Although in this thesis I will be concerning myself primarily with a structuralist approach to the novels, it might also be possible to consider them adaptations instead of bricolage, taking into account that the term adaptation does not just entail creating a film based on a novel. An adaptation is,

An acknowledged transposition of a recognizable other work or works.

A creative and an interpretive act of appropriation/salvaging.

An extended intertextual engagement with the adapted work. (Hutcheon 8)

For this thesis, the second concept is perhaps most interesting, as salvaging seems to be quite similar to that of recycling, and it is the term appropriation which is most prudent to note when considering the 20th century works with that of the 21st century.
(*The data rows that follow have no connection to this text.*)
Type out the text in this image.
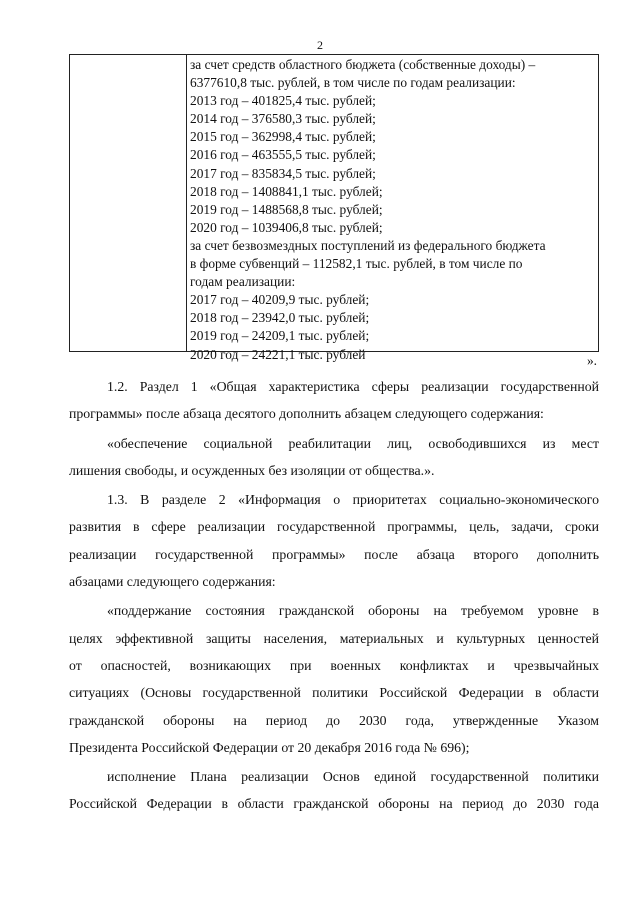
2
за счет средств областного бюджета (собственные доходы) –
6377610,8 тыс. рублей, в том числе по годам реализации:
2013 год – 401825,4 тыс. рублей;
2014 год – 376580,3 тыс. рублей;
2015 год – 362998,4 тыс. рублей;
2016 год – 463555,5 тыс. рублей;
2017 год – 835834,5 тыс. рублей;
2018 год – 1408841,1 тыс. рублей;
2019 год – 1488568,8 тыс. рублей;
2020 год – 1039406,8 тыс. рублей;
за счет безвозмездных поступлений из федерального бюджета
в форме субвенций – 112582,1 тыс. рублей, в том числе по
годам реализации:
2017 год – 40209,9 тыс. рублей;
2018 год – 23942,0 тыс. рублей;
2019 год – 24209,1 тыс. рублей;
2020 год – 24221,1 тыс. рублей	».

1.2. Раздел 1 «Общая характеристика сферы реализации государственной
программы» после абзаца десятого дополнить абзацем следующего содержания:

«обеспечение социальной реабилитации лиц, освободившихся из мест
лишения свободы, и осужденных без изоляции от общества.».

1.3. В разделе 2 «Информация о приоритетах социально-экономического
развития в сфере реализации государственной программы, цель, задачи, сроки
реализации государственной программы» после абзаца второго дополнить
абзацами следующего содержания:

«поддержание состояния гражданской обороны на требуемом уровне в
целях эффективной защиты населения, материальных и культурных ценностей
от опасностей, возникающих при военных конфликтах и чрезвычайных
ситуациях (Основы государственной политики Российской Федерации в области
гражданской обороны на период до 2030 года, утвержденные Указом
Президента Российской Федерации от 20 декабря 2016 года № 696);

исполнение Плана реализации Основ единой государственной политики
Российской Федерации в области гражданской обороны на период до 2030 года
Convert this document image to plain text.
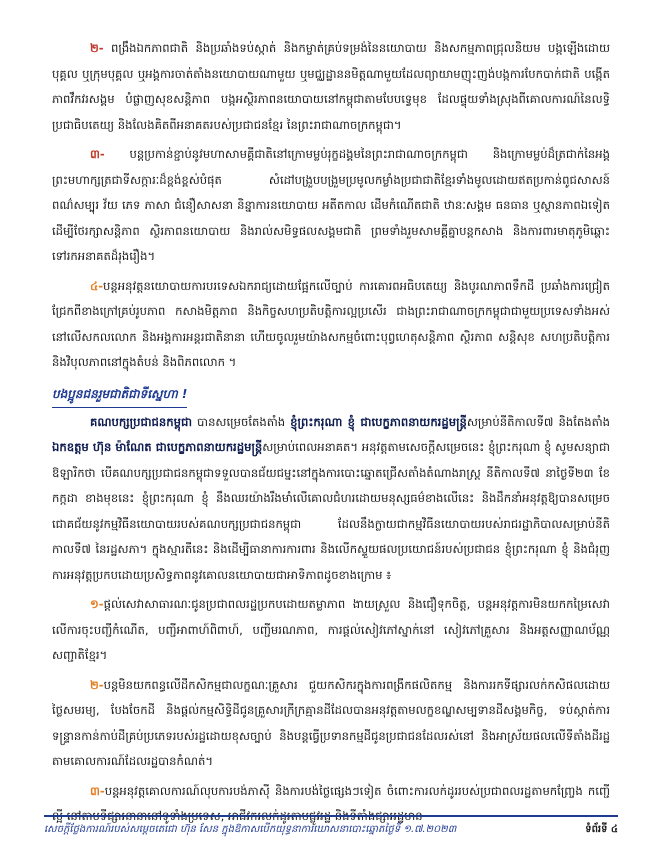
២- ពង្រឹងឯកភាពជាតិ និងប្រឆាំងទប់ស្កាត់ និងកម្ចាត់គ្រប់ទម្រង់នៃនយោបាយ និងសកម្មភាពជ្រុលនិយម បង្កឡើងដោយបុគ្គល ឬក្រុមបុគ្គល ឬអង្គការចាត់តាំងនយោបាយណាមួយ ឬមជ្ឈដ្ឋាននមិត្តណាមួយដែលព្យាយាមញុះញង់បង្កការបែកបាក់ជាតិ បង្កើតភាពវឹកវរសង្គម បំផ្លាញសុខសន្តិភាព បង្កអស្ថិរភាពនយោបាយនៅកម្ពុជាតាមបែបទ្វេមុខ ដែលផ្ទុយទាំងស្រុងពីគោលការណ៍នៃលទ្ធិប្រជាធិបតេយ្យ និងលែងគិតពីអនាគតរបស់ប្រជាជនខ្មែរ នៃព្រះរាជាណាចក្រកម្ពុជា។

៣- បន្តប្រកាន់ខ្ជាប់នូវមហាសាមគ្គីជាតិនៅក្រោមម្លប់រុក្ខដង្គមនៃព្រះរាជាណាចក្រកម្ពុជា និងក្រោមម្លប់ដ៏ត្រជាក់នៃអង្គព្រះមហាក្សត្រជាទីសក្ការៈដ៏ខ្ពង់ខ្ពស់បំផុត សំដៅបង្រួបបង្រួមប្រមូលកម្លាំងប្រជាជាតិខ្មែរទាំងមូលដោយឥតប្រកាន់ពូជសាសន៍ ពណ៌សម្បុរ វ័យ ភេទ ភាសា ជំនឿសាសនា និន្នាការនយោបាយ អតីតកាល ដើមកំណើតជាតិ ឋានៈសង្គម ធនធាន ឬស្ថានភាពឯទៀត ដើម្បីថែរក្សាសន្តិភាព ស្ថិរភាពនយោបាយ និងរាល់សមិទ្ធផលសង្គមជាតិ ព្រមទាំងរួមសាមគ្គីគ្នាបន្តកសាង និងការពារមាតុភូមិឆ្ពោះទៅរកអនាគតដ៏រុងរឿង។

៤-បន្តអនុវត្តនយោបាយការបរទេសឯករាជ្យដោយផ្អែកលើច្បាប់ ការគោរពអធិបតេយ្យ និងបូរណភាពទឹកដី ប្រឆាំងការជ្រៀតជ្រែកពីខាងក្រៅគ្រប់រូបភាព កសាងមិត្តភាព និងកិច្ចសហប្រតិបត្តិការល្អប្រសើរ ជាងព្រះរាជាណាចក្រកម្ពុជាជាមួយប្រទេសទាំងអស់នៅលើសកលលោក និងអង្គការអន្តរជាតិនានា ហើយចូលរួមយ៉ាងសកម្មចំពោះបុព្វហេតុសន្តិភាព ស្ថិរភាព សន្តិសុខ សហប្រតិបត្តិការ និងវិបុលភាពនៅក្នុងតំបន់ និងពិភពលោក ។

បងប្អូនជនរួមជាតិជាទីស្នេហា !

គណបក្សប្រជាជនកម្ពុជា បានសម្រេចតែងតាំង ខ្ញុំព្រះករុណា ខ្ញុំ ជាបេក្ខភាពនាយករដ្ឋមន្ត្រីសម្រាប់នីតិកាលទី៧ និងតែងតាំង ឯកឧត្តម ហ៊ុន ម៉ាណែត ជាបេក្ខភាពនាយករដ្ឋមន្ត្រីសម្រាប់ពេលអនាគត។ អនុវត្តតាមសេចក្តីសម្រេចនេះ ខ្ញុំព្រះករុណា ខ្ញុំ សូមសន្យាជាឱឡារិកថា បើគណបក្សប្រជាជនកម្ពុជាទទួលបានជ័យជម្នះនៅក្នុងការបោះឆ្នោតជ្រើសតាំងតំណាងរាស្ត្រ នីតិកាលទី៧ នាថ្ងៃទី២៣ ខែកក្កដា ខាងមុខនេះ ខ្ញុំព្រះករុណា ខ្ញុំ នឹងឈរយ៉ាងរឹងមាំលើគោលជំហរដោយមនុស្សធម៌ខាងលើនេះ និងដឹកនាំអនុវត្តឱ្យបានសម្រេចជោគជ័យនូវកម្មវិធីនយោបាយរបស់គណបក្សប្រជាជនកម្ពុជា ដែលនឹងក្លាយជាកម្មវិធីនយោបាយរបស់រាជរដ្ឋាភិបាលសម្រាប់នីតិកាលទី៧ នៃរដ្ឋសភា។ ក្នុងស្មារតីនេះ និងដើម្បីធានាការការពារ និងលើកស្ទួយផលប្រយោជន៍របស់ប្រជាជន ខ្ញុំព្រះករុណា ខ្ញុំ និងជំរុញការអនុវត្តប្រកបដោយប្រសិទ្ធភាពនូវគោលនយោបាយជាអាទិភាពដូចខាងក្រោម ៖

១-ផ្តល់សេវាសាធារណៈជូនប្រជាពលរដ្ឋប្រកបដោយតម្លាភាព ងាយស្រួល និងជឿទុកចិត្ត, បន្តអនុវត្តការមិនយកកម្រៃសេវាលើការចុះបញ្ជីកំណើត, បញ្ជីអាពាហ៍ពិពាហ៍, បញ្ជីមរណភាព, ការផ្តល់សៀវភៅស្នាក់នៅ សៀវភៅគ្រួសារ និងអត្តសញ្ញាណប័ណ្ណសញ្ជាតិខ្មែរ។

២-បន្តមិនយកពន្ធលើដីកសិកម្មជាលក្ខណៈគ្រួសារ ជួយកសិករក្នុងការពង្រីកផលិតកម្ម និងការរកទីផ្សារលក់កសិផលដោយថ្លៃសមរម្យ, បែងចែកដី និងផ្តល់កម្មសិទ្ធិដីជូនគ្រួសារក្រីក្រគ្មានដីដែលបានអនុវត្តតាមលក្ខខណ្ឌសម្បទានដីសង្គមកិច្ច, ទប់ស្កាត់ការទន្ទ្រានកាន់កាប់ដីគ្រប់ប្រភេទរបស់រដ្ឋដោយខុសច្បាប់ និងបន្តធ្វើប្រទានកម្មដីជូនប្រជាជនដែលរស់នៅ និងអាស្រ័យផលលើទីតាំងដីរដ្ឋតាមគោលការណ៍ដែលរដ្ឋបានកំណត់។

៣-បន្តអនុវត្តគោលការណ៍លុបការបង់ភាស៊ី និងការបង់ថ្លៃផ្សេងៗទៀត ចំពោះការលក់ដូររបស់ប្រជាពលរដ្ឋតាមកញ្ច្រែង កញ្ជើ ល្អី នៅតាមទីផ្សារនានានៅទូទាំងប្រទេស, អាជីវករលក់ដូរតាមផ្លូវរដ្ឋ និងទីតាំងផ្សាររដ្ឋមាន

សេចក្តីថ្លែងការណ៍របស់សម្តេចតេជោ ហ៊ុន សែន ក្នុងឱកាសបើកយុទ្ធនាការឃោសនាបោះឆ្នោតថ្ងៃទី ១.៧.២០២៣	ទំព័រទី ៤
These early works are often too difficult and sometimes even too offensive to be acceptable for a young audience, thus writers need to appropriate their work. This is not new either: many English classics have been made available for children and teens by rewriting the stories into an acceptable format. When I started researching these novels I had the impression that some authors consciously adapted certain works for a younger audience, such as Suzanne Collins with The Hunger Games set against Koushun Takami’s Battle Royale. However, as the conclusion will show, there are too many differences in the evolvement of the stories themselves for this to hold true. Although it may not have been a conscious adaptation, I do believe that the various dysthemes make it prudent for me to consider the practice of adaptation.

Adaptation is not just there to make works available for a wider audience, it is also comforting: “repetition with variation, from the comfort of ritual combined with the piquancy of surprise. Recognition and remembrance are part of the pleasure (and risk) of experiencing an adaptation” (Hutcheon 4). This takes us back to my introduction, where Huxley feared that our culture would become a trivial one, a culture where we would be stuck in a pattern we could not escape. One other risk is that of commercialisation: “it is not just at times of economic downturn that adapters turn to safe bets […]. It is not simply a matter of risk-avoidance; there is money to be made […]” (Hutcheon 5).